I've really been thinking about my treatment times. I do my treatments sitting at my computer. I check my various email accounts, browse facebook, blog, balance my checkbook, etc. I noticed that while I'm doing all these things on the computer I am breathing shallow. I'm so focused on what I'm doing, that my breaths are shallow and I don't take breaks to cough. Treatment times often are something to be checked off my daily "To-Do" list and nothing more. I don't view them as the life-lengthening, critically important times that they are.

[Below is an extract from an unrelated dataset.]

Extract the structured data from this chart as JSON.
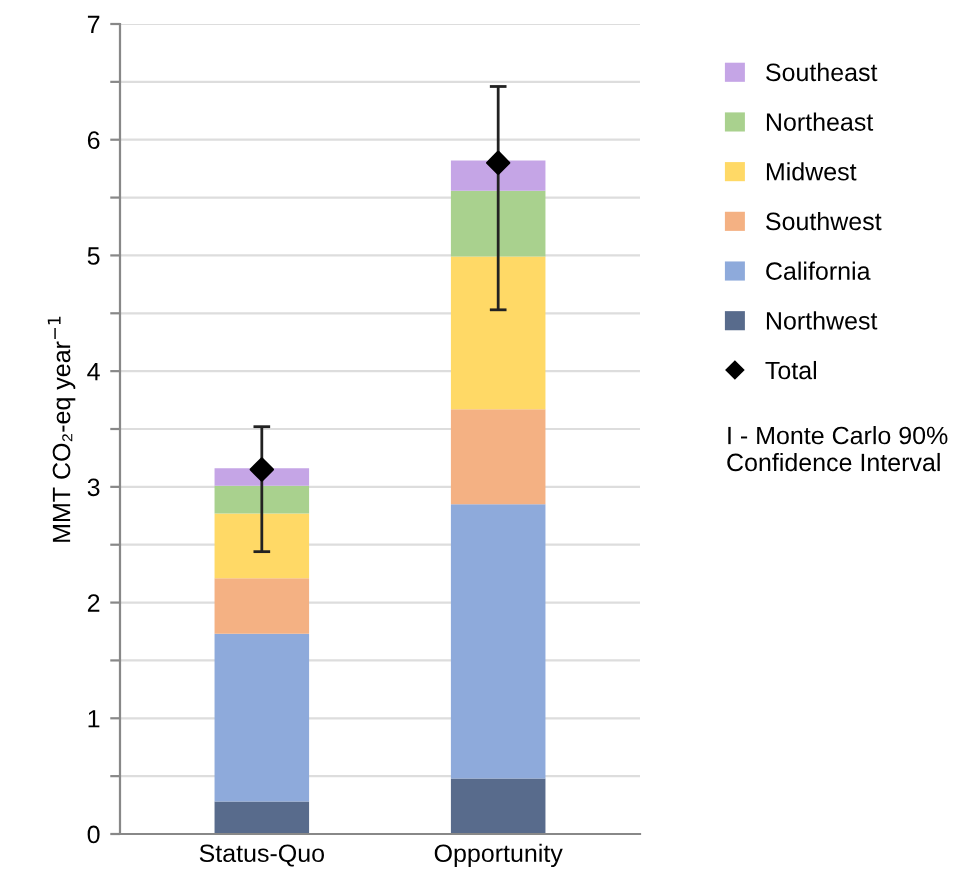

So.... I'm trying to change that. I try to focus on my breathing, taking long, deep breaths in and holding for a couple seconds every few breaths without making myself light-headed. I stop to cough when I need to instead of suppressing it for the end of the treatment. I take 5 minutes or so to go in the bathroom and cough all the stuff out that I just shook loose. It's kind of pointless to take these treatments, shake all this mucus loose and then let it sit and re-settle in my lungs. I make it a point to go stand over the toilet and cough/huff cough til I feel like there's nothing left to come up. The toilet is where I do my coughing, and as most CFers know, I often cough to the point of gagging and may lose some stomach contents in the process. Gross I know, but a reality. I've actually thought about videoing one of my coughing sessions and posting it. Most people who have never witnessed one think I'm dying when they hear/see it.

This is something that has been weighing on my mind for quite some time and I thought I'd share. I know other CFers have posted similar posts on their blogs, but I thought I'd share mine too.

For all you healthy folks, take the same concept and apply it to everything you do. Exercise, work, whatever it may be, make the most of everything! It makes life so much better and more enjoyable!